Given the rarity of page kidney phenomenon, its diagnosis can be easily missed. In our opinion, an acute pain over the graft with reduction in urine output is an alert for suspicion of Page kidney phenomenon after percutaneous biopsy. Urgent investigation should be performed with Doppler US of the kidney graft and blood test for Cr level. It was also suggested that elevation in blood pressure is the hallmark of presentation due to the activation of renin-angiotensin system [12,16,17]. In our experience, Doppler US is a useful modality for prompt diagnosis in the setting of percutaneous kidney graft biopsy. The absence or reversal of diastolic blood flow with elevated resistance index is a specific feature of Page kidney phenomenon although differential diagnoses also include acute tubular necrosis, acute rejection and renal vein thrombosis [3]. Repeat imaging is not of extra diagnostic value, as the time to surgical exploration is critical. The haemoglobin drop may not be very obvious as a small amount of haematoma can have a significant tamponade effect to kidney graft perfusion. Therefore, in our opinion, prompt surgical evacuation of the hematoma is fundamental in the setting of kidney transplant. Any delay of diagnosis and surgical intervention may result in kidney graft loss as in our case 1. This is because the renal graft capsule is usually thickened and lack of elasticity to allow expansion of haemotoma. As a result, the kidney graft perfusion is compromised. It was understood that the treatment options for page kidney phenomenon include conservative observation allowing the haematoma to be absorbed; interventional drainage and surgical intervention if it occurred in the native kidney. However, in the setting of renal transplantation, open surgical exploration and evacuation of the haematoma is preferred as percutaneous drainage may not resolve the tamponade effect completely, resulting in the recurrence of Page kidney phenomenon [18,19].

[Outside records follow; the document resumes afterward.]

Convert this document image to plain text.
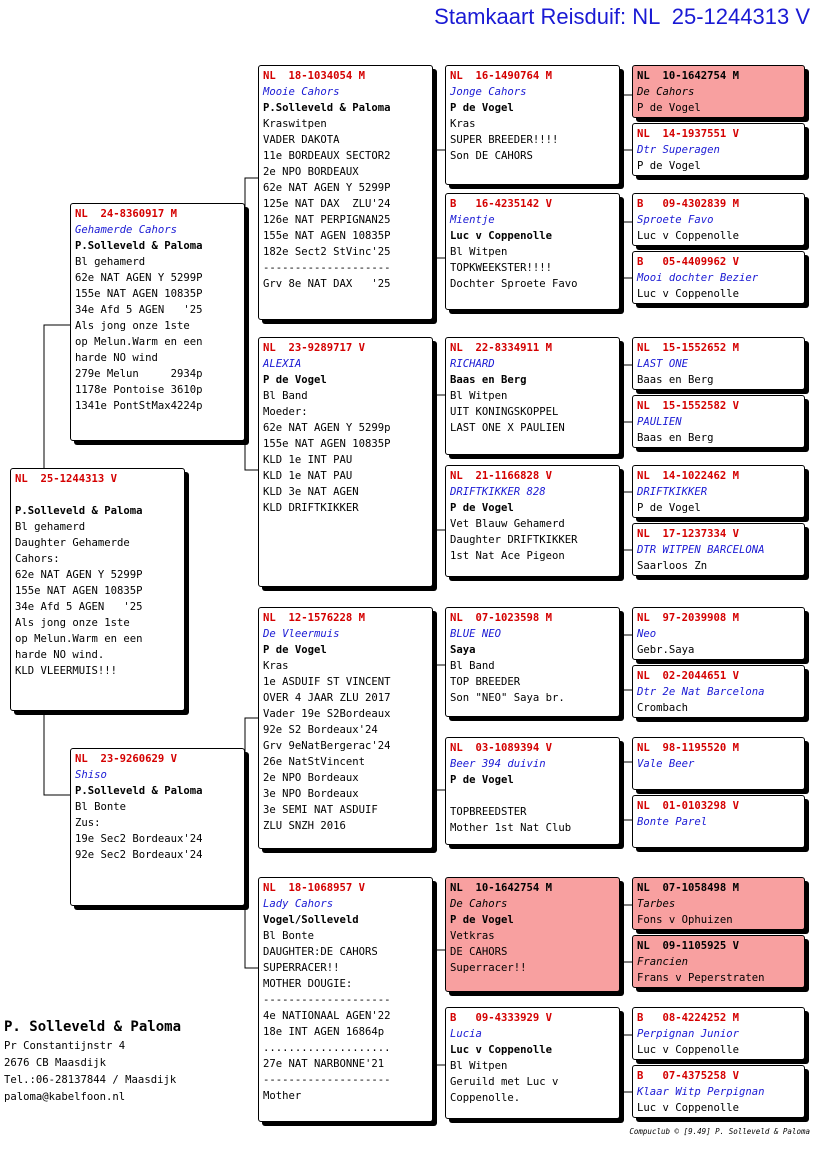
Stamkaart Reisduif: NL  25-1244313 V
NL  25-1244313 V
P.Solleveld & Paloma
Bl gehamerd
Daughter Gehamerde
Cahors:
62e NAT AGEN Y 5299P
155e NAT AGEN 10835P
34e Afd 5 AGEN   '25
Als jong onze 1ste
op Melun.Warm en een
harde NO wind.
KLD VLEERMUIS!!!
NL  24-8360917 M
Gehamerde Cahors
P.Solleveld & Paloma
Bl gehamerd
62e NAT AGEN Y 5299P
155e NAT AGEN 10835P
34e Afd 5 AGEN   '25
Als jong onze 1ste
op Melun.Warm en een
harde NO wind
279e Melun     2934p
1178e Pontoise 3610p
1341e PontStMax4224p
NL  23-9260629 V
Shiso
P.Solleveld & Paloma
Bl Bonte
Zus:
19e Sec2 Bordeaux'24
92e Sec2 Bordeaux'24
NL  18-1034054 M
Mooie Cahors
P.Solleveld & Paloma
Kraswitpen
VADER DAKOTA
11e BORDEAUX SECTOR2
2e NPO BORDEAUX
62e NAT AGEN Y 5299P
125e NAT DAX  ZLU'24
126e NAT PERPIGNAN25
155e NAT AGEN 10835P
182e Sect2 StVinc'25
--------------------
Grv 8e NAT DAX   '25
NL  23-9289717 V
ALEXIA
P de Vogel
Bl Band
Moeder:
62e NAT AGEN Y 5299p
155e NAT AGEN 10835P
KLD 1e INT PAU
KLD 1e NAT PAU
KLD 3e NAT AGEN
KLD DRIFTKIKKER
NL  12-1576228 M
De Vleermuis
P de Vogel
Kras
1e ASDUIF ST VINCENT
OVER 4 JAAR ZLU 2017
Vader 19e S2Bordeaux
92e S2 Bordeaux'24
Grv 9eNatBergerac'24
26e NatStVincent
2e NPO Bordeaux
3e NPO Bordeaux
3e SEMI NAT ASDUIF
ZLU SNZH 2016
NL  18-1068957 V
Lady Cahors
Vogel/Solleveld
Bl Bonte
DAUGHTER:DE CAHORS
SUPERRACER!!
MOTHER DOUGIE:
--------------------
4e NATIONAAL AGEN'22
18e INT AGEN 16864p
....................
27e NAT NARBONNE'21
--------------------
Mother
NL  16-1490764 M
Jonge Cahors
P de Vogel
Kras
SUPER BREEDER!!!!
Son DE CAHORS
B   16-4235142 V
Mientje
Luc v Coppenolle
Bl Witpen
TOPKWEEKSTER!!!!
Dochter Sproete Favo
NL  22-8334911 M
RICHARD
Baas en Berg
Bl Witpen
UIT KONINGSKOPPEL
LAST ONE X PAULIEN
NL  21-1166828 V
DRIFTKIKKER 828
P de Vogel
Vet Blauw Gehamerd
Daughter DRIFTKIKKER
1st Nat Ace Pigeon
NL  07-1023598 M
BLUE NEO
Saya
Bl Band
TOP BREEDER
Son "NEO" Saya br.
NL  03-1089394 V
Beer 394 duivin
P de Vogel
TOPBREEDSTER
Mother 1st Nat Club
NL  10-1642754 M
De Cahors
P de Vogel
Vetkras
DE CAHORS
Superracer!!
B   09-4333929 V
Lucia
Luc v Coppenolle
Bl Witpen
Geruild met Luc v
Coppenolle.
NL  10-1642754 M
De Cahors
P de Vogel
NL  14-1937551 V
Dtr Superagen
P de Vogel
B   09-4302839 M
Sproete Favo
Luc v Coppenolle
B   05-4409962 V
Mooi dochter Bezier
Luc v Coppenolle
NL  15-1552652 M
LAST ONE
Baas en Berg
NL  15-1552582 V
PAULIEN
Baas en Berg
NL  14-1022462 M
DRIFTKIKKER
P de Vogel
NL  17-1237334 V
DTR WITPEN BARCELONA
Saarloos Zn
NL  97-2039908 M
Neo
Gebr.Saya
NL  02-2044651 V
Dtr 2e Nat Barcelona
Crombach
NL  98-1195520 M
Vale Beer
NL  01-0103298 V
Bonte Parel
NL  07-1058498 M
Tarbes
Fons v Ophuizen
NL  09-1105925 V
Francien
Frans v Peperstraten
B   08-4224252 M
Perpignan Junior
Luc v Coppenolle
B   07-4375258 V
Klaar Witp Perpignan
Luc v Coppenolle
P. Solleveld & Paloma
Pr Constantijnstr 4
2676 CB Maasdijk
Tel.:06-28137844 / Maasdijk
paloma@kabelfoon.nl
Compuclub © [9.49] P. Solleveld & Paloma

In conclusion, Page kidney phenomenon is a rare but serious complication after renal graft biopsy. It should be considered as medical emergency. The patient should be fully informed about the symptoms of Page kidney phenomenon when subject to percutaneous kidney graft biopsy. Doppler US is an acute useful modality for prompt diagnosis. The early recognition of Page kidney phenomenon and prompt surgical intervention is fundamental to prevent the graft loss.